“Blunt emerges as a competent, even imaginative, combat officer who was both highly political and personally corrupt. . . . Collins has presented a serviceable biography of a previously neglected figure and added to the literature of the Trans-Mississippi Theater.”
—The Civil War News
“An interesting and balanced treatment of Blunt’s life that may well appeal to Civil War enthusiasts.”

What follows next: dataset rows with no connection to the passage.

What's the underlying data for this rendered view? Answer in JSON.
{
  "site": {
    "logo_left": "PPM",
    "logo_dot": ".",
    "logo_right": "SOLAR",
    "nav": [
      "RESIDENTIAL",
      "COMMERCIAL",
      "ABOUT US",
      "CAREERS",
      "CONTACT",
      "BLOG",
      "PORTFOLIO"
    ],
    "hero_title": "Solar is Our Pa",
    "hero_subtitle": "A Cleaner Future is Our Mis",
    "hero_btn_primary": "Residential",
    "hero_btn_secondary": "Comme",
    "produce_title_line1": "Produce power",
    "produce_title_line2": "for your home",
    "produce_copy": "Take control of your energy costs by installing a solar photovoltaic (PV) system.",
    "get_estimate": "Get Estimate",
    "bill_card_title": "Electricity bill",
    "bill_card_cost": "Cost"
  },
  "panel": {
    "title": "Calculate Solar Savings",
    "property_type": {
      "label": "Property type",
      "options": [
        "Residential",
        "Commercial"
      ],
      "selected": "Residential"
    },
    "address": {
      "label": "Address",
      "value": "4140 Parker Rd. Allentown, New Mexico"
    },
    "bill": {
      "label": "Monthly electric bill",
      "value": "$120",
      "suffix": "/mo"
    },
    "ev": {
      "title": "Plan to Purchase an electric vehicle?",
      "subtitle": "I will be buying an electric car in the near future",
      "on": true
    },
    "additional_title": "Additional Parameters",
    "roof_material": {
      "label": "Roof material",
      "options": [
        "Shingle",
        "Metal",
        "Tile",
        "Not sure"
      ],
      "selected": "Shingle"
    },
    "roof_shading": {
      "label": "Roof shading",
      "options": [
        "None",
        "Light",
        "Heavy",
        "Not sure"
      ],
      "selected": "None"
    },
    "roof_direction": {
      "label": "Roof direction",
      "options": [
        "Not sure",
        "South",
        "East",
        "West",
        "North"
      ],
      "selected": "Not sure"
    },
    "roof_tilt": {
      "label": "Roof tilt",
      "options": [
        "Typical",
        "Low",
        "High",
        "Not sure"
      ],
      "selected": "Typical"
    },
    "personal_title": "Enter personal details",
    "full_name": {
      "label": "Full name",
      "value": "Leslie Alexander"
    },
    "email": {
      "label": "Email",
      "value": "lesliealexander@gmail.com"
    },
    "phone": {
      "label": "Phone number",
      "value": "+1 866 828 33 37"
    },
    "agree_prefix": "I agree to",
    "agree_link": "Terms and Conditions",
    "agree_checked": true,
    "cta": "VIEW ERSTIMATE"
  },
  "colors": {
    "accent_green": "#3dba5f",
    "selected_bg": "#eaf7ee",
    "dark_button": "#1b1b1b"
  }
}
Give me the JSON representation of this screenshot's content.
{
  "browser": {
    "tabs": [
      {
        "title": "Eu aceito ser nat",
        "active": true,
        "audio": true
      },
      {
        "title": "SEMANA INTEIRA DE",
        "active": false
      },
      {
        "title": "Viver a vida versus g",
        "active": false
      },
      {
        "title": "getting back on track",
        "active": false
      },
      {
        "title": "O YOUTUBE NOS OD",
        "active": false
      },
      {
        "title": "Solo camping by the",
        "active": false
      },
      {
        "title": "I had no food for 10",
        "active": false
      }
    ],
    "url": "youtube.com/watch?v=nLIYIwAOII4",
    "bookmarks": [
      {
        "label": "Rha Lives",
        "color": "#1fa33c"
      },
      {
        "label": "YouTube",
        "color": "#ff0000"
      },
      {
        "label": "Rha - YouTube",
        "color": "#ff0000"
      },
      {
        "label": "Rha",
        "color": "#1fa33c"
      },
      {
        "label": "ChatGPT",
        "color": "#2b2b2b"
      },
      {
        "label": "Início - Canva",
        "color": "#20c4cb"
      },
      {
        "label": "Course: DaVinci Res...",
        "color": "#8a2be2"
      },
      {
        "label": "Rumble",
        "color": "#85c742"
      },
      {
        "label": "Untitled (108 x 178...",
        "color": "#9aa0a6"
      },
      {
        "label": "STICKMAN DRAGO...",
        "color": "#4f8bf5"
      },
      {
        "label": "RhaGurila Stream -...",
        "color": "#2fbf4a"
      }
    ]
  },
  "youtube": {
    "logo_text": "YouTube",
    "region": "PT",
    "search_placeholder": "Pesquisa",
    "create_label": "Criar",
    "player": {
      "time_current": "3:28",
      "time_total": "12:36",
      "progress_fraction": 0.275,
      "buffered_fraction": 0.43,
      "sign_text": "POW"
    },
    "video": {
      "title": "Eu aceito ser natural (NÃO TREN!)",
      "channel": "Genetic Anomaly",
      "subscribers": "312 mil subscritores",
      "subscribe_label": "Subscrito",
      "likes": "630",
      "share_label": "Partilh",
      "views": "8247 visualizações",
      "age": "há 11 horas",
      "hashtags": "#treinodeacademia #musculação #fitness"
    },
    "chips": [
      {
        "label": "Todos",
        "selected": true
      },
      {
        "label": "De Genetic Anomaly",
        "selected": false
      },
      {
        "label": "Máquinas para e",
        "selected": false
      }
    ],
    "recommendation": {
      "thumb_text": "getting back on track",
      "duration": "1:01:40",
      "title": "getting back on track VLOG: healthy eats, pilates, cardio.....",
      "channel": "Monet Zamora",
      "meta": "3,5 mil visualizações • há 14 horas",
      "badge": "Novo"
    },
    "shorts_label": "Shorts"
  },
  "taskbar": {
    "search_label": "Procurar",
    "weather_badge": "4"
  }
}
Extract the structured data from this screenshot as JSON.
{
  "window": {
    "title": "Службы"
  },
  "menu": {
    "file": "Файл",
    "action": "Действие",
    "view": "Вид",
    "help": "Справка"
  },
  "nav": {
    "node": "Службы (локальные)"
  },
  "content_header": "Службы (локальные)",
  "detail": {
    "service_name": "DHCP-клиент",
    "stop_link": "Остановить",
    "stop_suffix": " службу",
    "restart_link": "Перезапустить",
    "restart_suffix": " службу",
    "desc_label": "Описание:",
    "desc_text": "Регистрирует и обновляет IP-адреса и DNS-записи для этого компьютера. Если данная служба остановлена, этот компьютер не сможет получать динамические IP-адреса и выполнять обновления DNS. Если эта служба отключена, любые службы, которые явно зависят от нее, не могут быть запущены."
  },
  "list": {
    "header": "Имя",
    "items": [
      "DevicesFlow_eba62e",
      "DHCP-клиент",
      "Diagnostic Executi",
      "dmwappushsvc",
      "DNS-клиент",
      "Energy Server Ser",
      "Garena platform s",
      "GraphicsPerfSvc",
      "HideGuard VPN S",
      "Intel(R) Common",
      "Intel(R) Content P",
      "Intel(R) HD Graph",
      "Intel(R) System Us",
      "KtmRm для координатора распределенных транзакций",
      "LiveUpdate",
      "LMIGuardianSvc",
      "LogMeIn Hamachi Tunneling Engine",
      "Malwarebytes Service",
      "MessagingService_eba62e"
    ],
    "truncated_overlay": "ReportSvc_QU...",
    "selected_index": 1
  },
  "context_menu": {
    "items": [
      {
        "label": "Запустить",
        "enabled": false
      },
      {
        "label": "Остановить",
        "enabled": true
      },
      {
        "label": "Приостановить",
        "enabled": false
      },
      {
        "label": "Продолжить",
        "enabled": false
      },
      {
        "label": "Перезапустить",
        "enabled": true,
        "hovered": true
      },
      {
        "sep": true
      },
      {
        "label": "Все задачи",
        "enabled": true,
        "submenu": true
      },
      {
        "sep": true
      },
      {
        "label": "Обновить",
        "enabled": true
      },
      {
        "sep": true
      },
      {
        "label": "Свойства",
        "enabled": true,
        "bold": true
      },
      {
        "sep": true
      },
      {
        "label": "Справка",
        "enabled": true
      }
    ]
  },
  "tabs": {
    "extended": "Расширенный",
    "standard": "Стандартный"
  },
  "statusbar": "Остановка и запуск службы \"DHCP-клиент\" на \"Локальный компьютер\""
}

—The Journal of Southern History
“A first-rate discussion of the torturously complex interrelationship between political and military affairs in Kansas.”
—Great Plains Quarterly
“An interesting Kansas book [that] introduces us to a little known hero.”
—Territorial Magazine
This is the first biography of Kansas’s only major Civil War-era general. Despite his absence from most Civil War histories, Union general James Gilpatrick Blunt was an immensely successful leader. Not only did he defeat Confederate troops at Fort Wayne, Prairie Grove, and Cane Hill, but he was instrumental in helping John Brown assist escaped slaves to Canada.
Though his successful military campaigns were well-publicized in contemporary reports and he was viewed as a hero, Blunt’s reputation was later sullied by accusations of corruption and womanizing. Also, he was known for his egotistical tirades throughout his military career. This biography gives perspective on a complex and flawed, yet effective, leader, as well as on the western frontier of the Civil War.
General James G. Blunt includes previously unpublished photographs.